Transimperial Anxieties

Transimperial Anxieties
Author: José D. Najar
Publisher: U of Nebraska Press
Total Pages: 358
Release: 2023-06
Genre: History
ISBN: 1496235657

Download Transimperial Anxieties Book in PDF, ePub and Kindle

From the late 1850s to the 1940s, multiple colonial projects, often in tension with each other, influenced the formation of local, transimperial, and transnational political identities of Arab Ottoman subjects in the eastern Mediterranean and the Western Hemisphere. Arab Ottoman men, women, and their descendants were generally accepted as whites in a racially stratified Brazilian society. Local anxieties about color and race among white Brazilians and European immigrants, however, soon challenged the white racial status the Brazilian state afforded to Arab Ottoman immigrants. In Transimperial Anxieties José D. Najar analyzes how overlapping transimperial processes of migration and return, community conflicts, and social adaption shaped the gendered, racial, and ethnic identity politics surrounding Arab Ottoman subjects and their descendants in Brazil. Upon arrival to the Brazilian Empire, Arab Ottoman subjects were referred to as turcos, an all-encompassing ethnic identity encased in Islamophobia and antisemitism, which forced the immigrants to renegotiate their identities in order to secure the possibility of upward mobility and national belonging. By exploring the relationship between race and gender in negotiating international and interimperial politics and law, national identity, and religion, Transimperial Anxieties advances understanding of the local and global forces shaping the lives of Arab Ottoman immigrants and their descendants in Brazil, and their reciprocity to state structure.

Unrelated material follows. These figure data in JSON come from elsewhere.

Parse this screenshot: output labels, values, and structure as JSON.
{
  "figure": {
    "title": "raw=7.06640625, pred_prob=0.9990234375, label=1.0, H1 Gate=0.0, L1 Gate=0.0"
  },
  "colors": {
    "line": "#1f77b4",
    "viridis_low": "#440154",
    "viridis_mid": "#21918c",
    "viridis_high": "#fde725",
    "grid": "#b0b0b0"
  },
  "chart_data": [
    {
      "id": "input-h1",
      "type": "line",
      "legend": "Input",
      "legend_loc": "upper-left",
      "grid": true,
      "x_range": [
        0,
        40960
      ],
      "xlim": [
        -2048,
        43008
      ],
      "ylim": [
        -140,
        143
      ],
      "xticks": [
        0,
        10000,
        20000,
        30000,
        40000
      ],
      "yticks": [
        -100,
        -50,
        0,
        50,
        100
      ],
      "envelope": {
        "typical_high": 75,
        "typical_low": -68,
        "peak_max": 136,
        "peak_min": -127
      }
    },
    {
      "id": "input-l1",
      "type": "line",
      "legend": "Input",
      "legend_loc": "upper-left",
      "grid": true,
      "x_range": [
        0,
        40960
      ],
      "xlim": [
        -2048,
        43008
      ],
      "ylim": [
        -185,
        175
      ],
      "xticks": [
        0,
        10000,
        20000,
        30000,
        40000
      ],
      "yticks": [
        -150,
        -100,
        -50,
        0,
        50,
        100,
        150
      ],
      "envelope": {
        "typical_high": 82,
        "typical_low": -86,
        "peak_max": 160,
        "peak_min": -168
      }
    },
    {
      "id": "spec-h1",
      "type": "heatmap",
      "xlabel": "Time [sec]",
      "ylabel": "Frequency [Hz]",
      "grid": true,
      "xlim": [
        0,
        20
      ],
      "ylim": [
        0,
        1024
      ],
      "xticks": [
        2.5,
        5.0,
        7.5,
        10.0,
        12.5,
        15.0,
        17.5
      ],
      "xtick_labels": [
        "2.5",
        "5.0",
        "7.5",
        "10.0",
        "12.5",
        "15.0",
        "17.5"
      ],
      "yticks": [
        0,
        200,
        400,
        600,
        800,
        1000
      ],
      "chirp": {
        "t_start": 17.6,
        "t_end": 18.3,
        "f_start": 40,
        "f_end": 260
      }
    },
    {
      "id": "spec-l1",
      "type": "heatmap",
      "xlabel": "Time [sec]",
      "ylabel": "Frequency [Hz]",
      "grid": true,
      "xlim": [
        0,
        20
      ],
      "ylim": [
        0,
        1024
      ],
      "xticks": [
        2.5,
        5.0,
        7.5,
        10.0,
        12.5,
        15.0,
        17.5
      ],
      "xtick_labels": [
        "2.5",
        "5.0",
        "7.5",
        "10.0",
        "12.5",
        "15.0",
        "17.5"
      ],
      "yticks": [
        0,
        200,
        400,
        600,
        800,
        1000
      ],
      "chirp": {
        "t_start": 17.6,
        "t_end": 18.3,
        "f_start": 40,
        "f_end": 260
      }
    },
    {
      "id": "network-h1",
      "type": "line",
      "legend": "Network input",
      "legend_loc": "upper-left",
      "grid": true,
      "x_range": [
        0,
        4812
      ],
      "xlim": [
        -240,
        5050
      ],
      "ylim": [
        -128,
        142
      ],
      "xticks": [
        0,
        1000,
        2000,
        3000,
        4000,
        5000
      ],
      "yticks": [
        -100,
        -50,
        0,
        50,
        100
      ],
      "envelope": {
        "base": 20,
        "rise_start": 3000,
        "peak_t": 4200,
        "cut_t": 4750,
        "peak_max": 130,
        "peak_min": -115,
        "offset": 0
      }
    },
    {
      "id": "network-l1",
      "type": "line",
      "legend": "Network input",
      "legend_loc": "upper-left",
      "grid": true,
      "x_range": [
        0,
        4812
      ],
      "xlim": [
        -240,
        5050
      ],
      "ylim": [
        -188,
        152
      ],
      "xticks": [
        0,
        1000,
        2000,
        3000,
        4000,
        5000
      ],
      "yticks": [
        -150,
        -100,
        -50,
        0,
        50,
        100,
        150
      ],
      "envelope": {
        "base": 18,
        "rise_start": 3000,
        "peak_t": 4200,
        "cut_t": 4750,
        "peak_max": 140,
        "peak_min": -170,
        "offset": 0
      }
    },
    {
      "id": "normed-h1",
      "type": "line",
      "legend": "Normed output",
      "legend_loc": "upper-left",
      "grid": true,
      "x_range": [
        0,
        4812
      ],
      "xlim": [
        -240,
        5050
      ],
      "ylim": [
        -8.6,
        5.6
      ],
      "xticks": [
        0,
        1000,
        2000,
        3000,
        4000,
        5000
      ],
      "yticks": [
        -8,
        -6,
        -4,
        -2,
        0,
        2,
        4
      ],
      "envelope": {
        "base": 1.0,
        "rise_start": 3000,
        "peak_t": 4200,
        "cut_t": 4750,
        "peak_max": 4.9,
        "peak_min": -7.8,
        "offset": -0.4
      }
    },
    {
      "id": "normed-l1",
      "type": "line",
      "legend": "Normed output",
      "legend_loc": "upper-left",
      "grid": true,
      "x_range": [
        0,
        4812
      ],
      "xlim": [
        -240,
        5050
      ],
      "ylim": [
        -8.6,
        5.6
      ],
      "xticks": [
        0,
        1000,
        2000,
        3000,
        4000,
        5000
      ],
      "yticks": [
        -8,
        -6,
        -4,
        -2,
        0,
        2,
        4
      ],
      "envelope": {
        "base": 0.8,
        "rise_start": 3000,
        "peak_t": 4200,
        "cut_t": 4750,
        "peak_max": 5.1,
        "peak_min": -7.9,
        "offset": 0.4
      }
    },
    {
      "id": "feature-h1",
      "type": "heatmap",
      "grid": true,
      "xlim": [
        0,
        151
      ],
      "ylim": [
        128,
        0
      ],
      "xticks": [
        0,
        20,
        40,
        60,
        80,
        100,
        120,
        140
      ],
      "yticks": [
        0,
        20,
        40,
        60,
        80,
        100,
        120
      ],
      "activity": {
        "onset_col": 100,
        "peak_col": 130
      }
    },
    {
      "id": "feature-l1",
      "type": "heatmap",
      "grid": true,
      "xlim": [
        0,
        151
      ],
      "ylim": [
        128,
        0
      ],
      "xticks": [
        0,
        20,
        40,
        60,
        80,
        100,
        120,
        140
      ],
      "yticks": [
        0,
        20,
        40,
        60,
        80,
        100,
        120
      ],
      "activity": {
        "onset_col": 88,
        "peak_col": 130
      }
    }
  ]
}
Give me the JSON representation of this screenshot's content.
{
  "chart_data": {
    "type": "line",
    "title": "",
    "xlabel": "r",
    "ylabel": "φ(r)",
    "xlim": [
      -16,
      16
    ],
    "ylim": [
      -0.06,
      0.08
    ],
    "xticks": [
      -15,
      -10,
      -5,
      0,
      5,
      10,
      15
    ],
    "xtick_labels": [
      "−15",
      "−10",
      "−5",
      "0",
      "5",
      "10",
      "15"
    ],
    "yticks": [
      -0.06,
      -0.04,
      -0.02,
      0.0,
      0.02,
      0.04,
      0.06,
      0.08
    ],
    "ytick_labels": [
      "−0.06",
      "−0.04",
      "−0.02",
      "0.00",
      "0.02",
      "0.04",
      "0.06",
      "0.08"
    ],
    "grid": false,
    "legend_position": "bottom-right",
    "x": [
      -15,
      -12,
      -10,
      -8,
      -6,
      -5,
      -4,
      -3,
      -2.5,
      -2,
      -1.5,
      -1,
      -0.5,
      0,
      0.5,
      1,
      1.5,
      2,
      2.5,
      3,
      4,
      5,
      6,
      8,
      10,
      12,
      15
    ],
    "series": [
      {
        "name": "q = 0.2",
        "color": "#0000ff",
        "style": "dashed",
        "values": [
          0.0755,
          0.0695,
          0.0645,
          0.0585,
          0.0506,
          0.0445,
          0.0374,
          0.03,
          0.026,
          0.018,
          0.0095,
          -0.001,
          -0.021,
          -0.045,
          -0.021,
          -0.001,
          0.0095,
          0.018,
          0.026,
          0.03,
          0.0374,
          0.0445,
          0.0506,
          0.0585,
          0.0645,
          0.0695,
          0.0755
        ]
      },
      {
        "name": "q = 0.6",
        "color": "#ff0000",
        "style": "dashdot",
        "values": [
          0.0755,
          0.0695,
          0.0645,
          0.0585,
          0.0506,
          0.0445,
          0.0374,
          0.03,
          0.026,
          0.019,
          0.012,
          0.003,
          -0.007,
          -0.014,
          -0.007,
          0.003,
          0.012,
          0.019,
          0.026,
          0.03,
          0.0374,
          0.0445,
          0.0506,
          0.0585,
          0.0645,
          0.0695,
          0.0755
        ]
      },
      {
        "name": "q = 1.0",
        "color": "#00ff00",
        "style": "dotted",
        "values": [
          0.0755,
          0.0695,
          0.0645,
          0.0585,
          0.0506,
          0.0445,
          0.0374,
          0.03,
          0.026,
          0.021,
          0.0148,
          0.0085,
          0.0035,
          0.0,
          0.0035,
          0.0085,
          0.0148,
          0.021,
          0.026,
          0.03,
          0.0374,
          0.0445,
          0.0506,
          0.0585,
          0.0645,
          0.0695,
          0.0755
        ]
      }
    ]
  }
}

Seeing the Past with Computers

Seeing the Past with Computers
Author: Kevin Kee
Publisher: University of Michigan Press
Total Pages: 255
Release: 2019-02-01
Genre: Computers
ISBN: 0472900870

Download Seeing the Past with Computers Book in PDF, ePub and Kindle

Recent developments in computer technology are providing historians with new ways to see—and seek to hear, touch, or smell—traces of the past. Place-based augmented reality applications are an increasingly common feature at heritage sites and museums, allowing historians to create immersive, multifaceted learning experiences. Now that computer vision can be directed at the past, research involving thousands of images can recreate lost or destroyed objects or environments, and discern patterns in vast datasets that could not be perceived by the naked eye. Seeing the Past with Computers is a collection of twelve thought-pieces on the current and potential uses of augmented reality and computer vision in historical research, teaching, and presentation. The experts gathered here reflect upon their experiences working with new technologies, share their ideas for best practices, and assess the implications of—and imagine future possibilities for—new methods of historical study. Among the experimental topics they explore are the use of augmented reality that empowers students to challenge the presentation of historical material in their textbooks; the application of seeing computers to unlock unusual cultural knowledge, such as the secrets of vaudevillian stage magic; hacking facial recognition technology to reveal victims of racism in a century-old Australian archive; and rebuilding the soundscape of an Iron Age village with aural augmented reality. This volume is a valuable resource for scholars and students of history and the digital humanities more broadly. It will inspire them to apply innovative methods to open new paths for conducting and sharing their own research.